Pre-Marital Sex: A Must-Have or Morally Wrong?
7 months ago
Sex before marriage is more common than ever, but lovers still face criticism
A simple Google search of "sex before marriage" will land you in a sudden, and conflicting, flurry of concerned inquiries and confident declarations from both prohibitors of and participants in pre-marital sex who engage in conversations -- without ever really coming to a consensus -- about why having it is important, why waiting is beneficial, why it's surely a sin, and why not doing it is ultimately detrimental.
Relationship experts and religious authorities may weigh in, but the question remains, as it has for generations: Should you or shouldn't you?
Following his wedding last month, FOX News columnist Steven Crowder—who "waited sexually in every way" with his wife—declared that they "did it right." If you're feeling judged, Crowder "couldn't care less" because they, the "young, celibate, naive Christian couple," were told their first time would be "awkward and terrible." But, shared Crowder, his wedding was "perfect," especially in comparison to another recently-wedded pair he'd met whose ceremony was simply "one big party [and] another hangover."
Crowder's not-so-subtle advice to society? "If you’re young and wondering whether you should wait, whether you should just give in, do it the world's way and become a live-in harlot/mimbo."

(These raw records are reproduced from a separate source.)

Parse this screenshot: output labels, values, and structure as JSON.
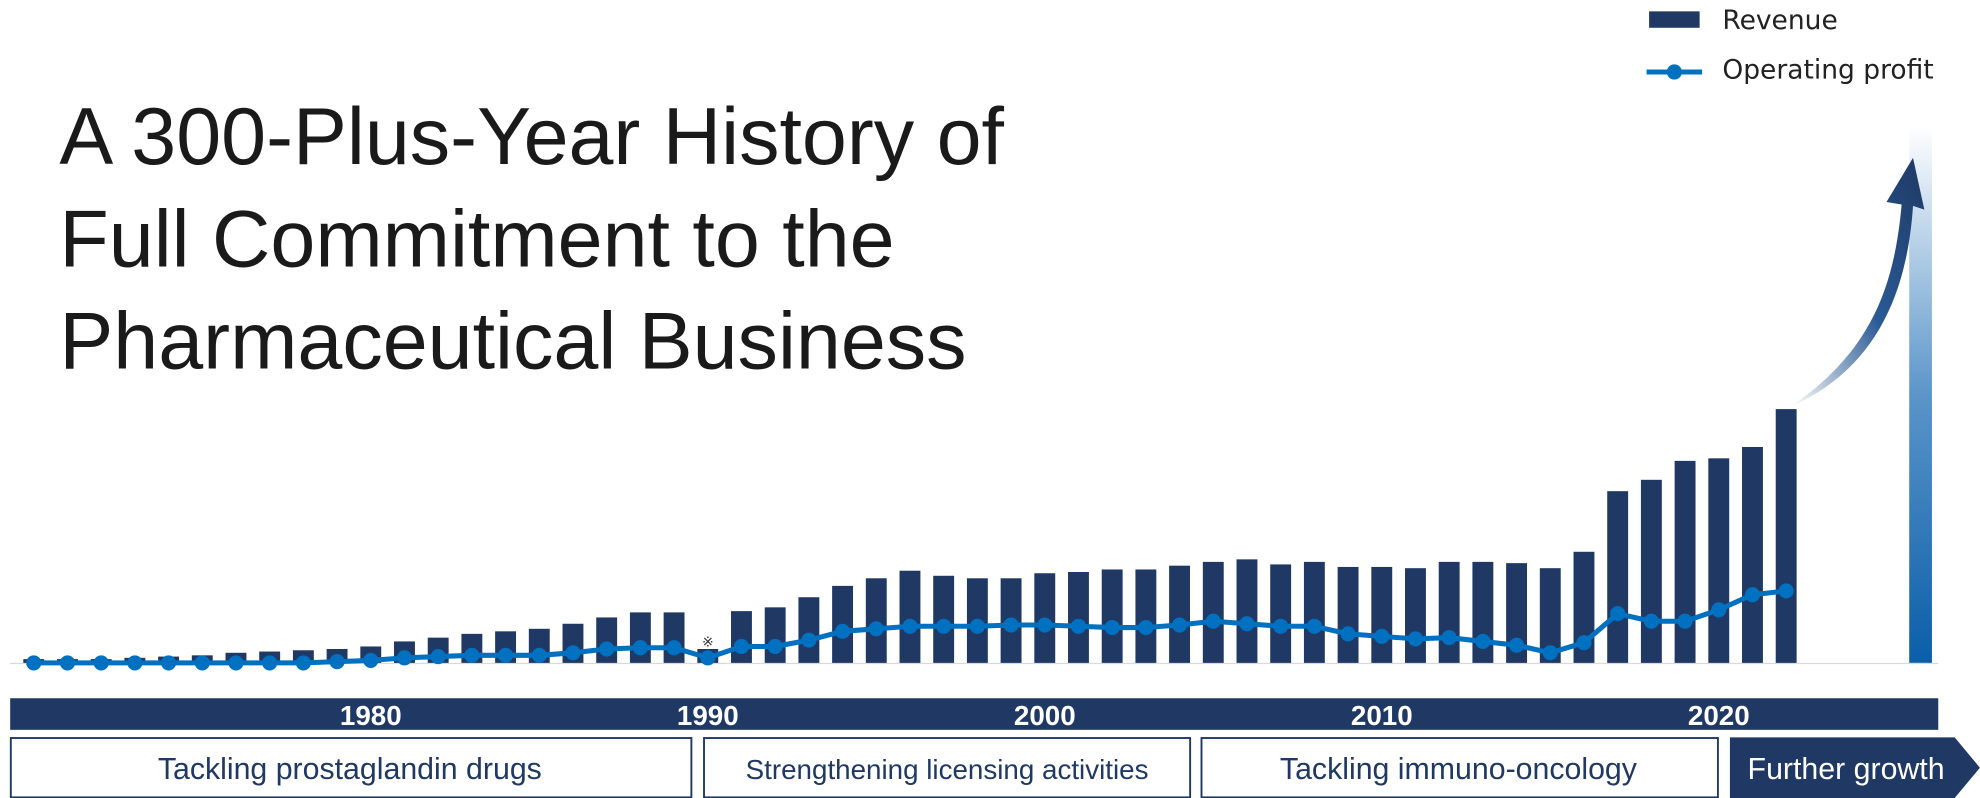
{
  "chart_data": {
    "type": "bar_line",
    "title_lines": [
      "A 300-Plus-Year History of",
      "Full Commitment to the",
      "Pharmaceutical Business"
    ],
    "x": [
      1970,
      1971,
      1972,
      1973,
      1974,
      1975,
      1976,
      1977,
      1978,
      1979,
      1980,
      1981,
      1982,
      1983,
      1984,
      1985,
      1986,
      1987,
      1988,
      1989,
      1990,
      1991,
      1992,
      1993,
      1994,
      1995,
      1996,
      1997,
      1998,
      1999,
      2000,
      2001,
      2002,
      2003,
      2004,
      2005,
      2006,
      2007,
      2008,
      2009,
      2010,
      2011,
      2012,
      2013,
      2014,
      2015,
      2016,
      2017,
      2018,
      2019,
      2020,
      2021,
      2022
    ],
    "xlim": [
      1969,
      2027
    ],
    "xticks": [
      1980,
      1990,
      2000,
      2010,
      2020
    ],
    "ylim": [
      0,
      210
    ],
    "series": [
      {
        "name": "Revenue",
        "type": "bar",
        "color": "#1f3864",
        "values": [
          3,
          3,
          3,
          4,
          5,
          6,
          8,
          9,
          10,
          11,
          13,
          17,
          20,
          23,
          25,
          27,
          31,
          36,
          40,
          40,
          11,
          41,
          44,
          52,
          61,
          67,
          73,
          69,
          67,
          67,
          71,
          72,
          74,
          74,
          77,
          80,
          82,
          78,
          80,
          76,
          76,
          75,
          80,
          80,
          79,
          75,
          88,
          136,
          145,
          160,
          162,
          171,
          201
        ]
      },
      {
        "name": "Operating profit",
        "type": "line",
        "color": "#0070c0",
        "values": [
          0,
          0,
          0,
          0,
          0,
          0,
          0,
          0,
          0,
          1,
          2,
          4,
          5,
          6,
          6,
          6,
          8,
          11,
          12,
          12,
          4,
          13,
          13,
          18,
          25,
          27,
          29,
          29,
          29,
          30,
          30,
          29,
          28,
          28,
          30,
          33,
          31,
          29,
          29,
          23,
          21,
          19,
          20,
          17,
          14,
          8,
          16,
          39,
          33,
          33,
          42,
          54,
          57
        ]
      }
    ],
    "annotation": "※",
    "phases": [
      "Tackling prostaglandin drugs",
      "Strengthening licensing activities",
      "Tackling immuno-oncology",
      "Further growth"
    ]
  }
}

It's that exact slander that sexuality expert Dr. Logan Levkoff, author of "Third Base Ain't What It Used to Be," believes is the issue when talking matters of pre-marital sex—not one's measure of purity.
"The fact that we have a population that vilifies the concept of sex before marriage is a really bad thing," Levkoff said. "We are all sexual beings and choosing to engage in any kind of sex before you have some commitment does not make you a bad person, it makes you very human."

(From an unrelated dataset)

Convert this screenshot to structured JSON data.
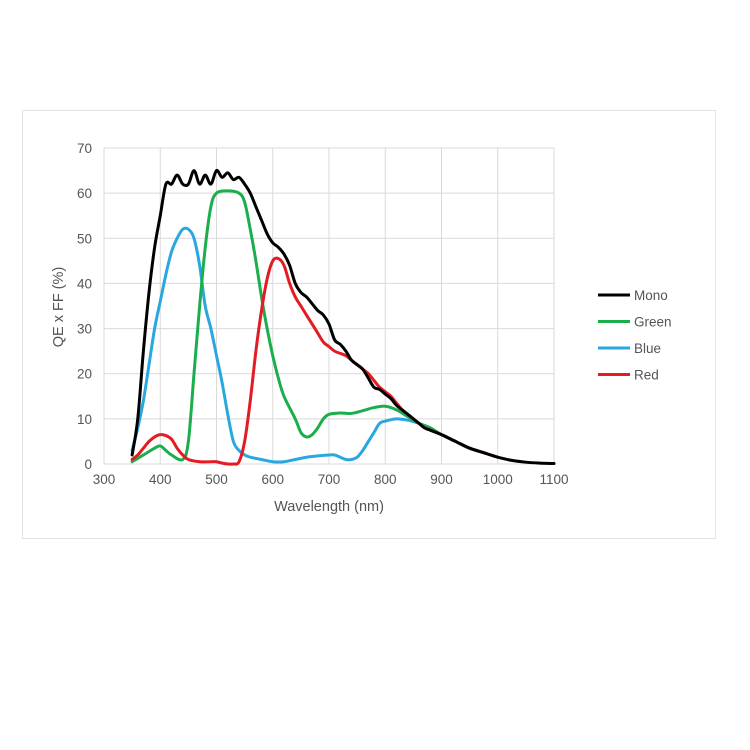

In fact, it makes you part of the majority. Ninety-three percent of Americans admitted to having pre-marital sex by age 30.
Additionally, Americans are increasingly getting married later in life. As of 2011, the median age of both brides and grooms for their first marriage had never been higher at 26.5 and 28.7 years of age, respectively. In 1960, 72 percent of all adults ages 18 and older were married; today just 51 percent are.
"We are extending our adolescence, giving us greater opportunity than ever before to have multiple sexual partners, multiple jobs and live in multiple parts of the country before we settle into a monogamous partnership," said psychotherapist Dr. Tammy Nelson, author of "Getting the Sex You Want." "This is a time of life where we tend to be 'polysexual' and are encouraged to explore our 'options' before we choose that one person that we want to spend our lives committed to."
And couples who do decide to marry early are no more likely to make it in the long run.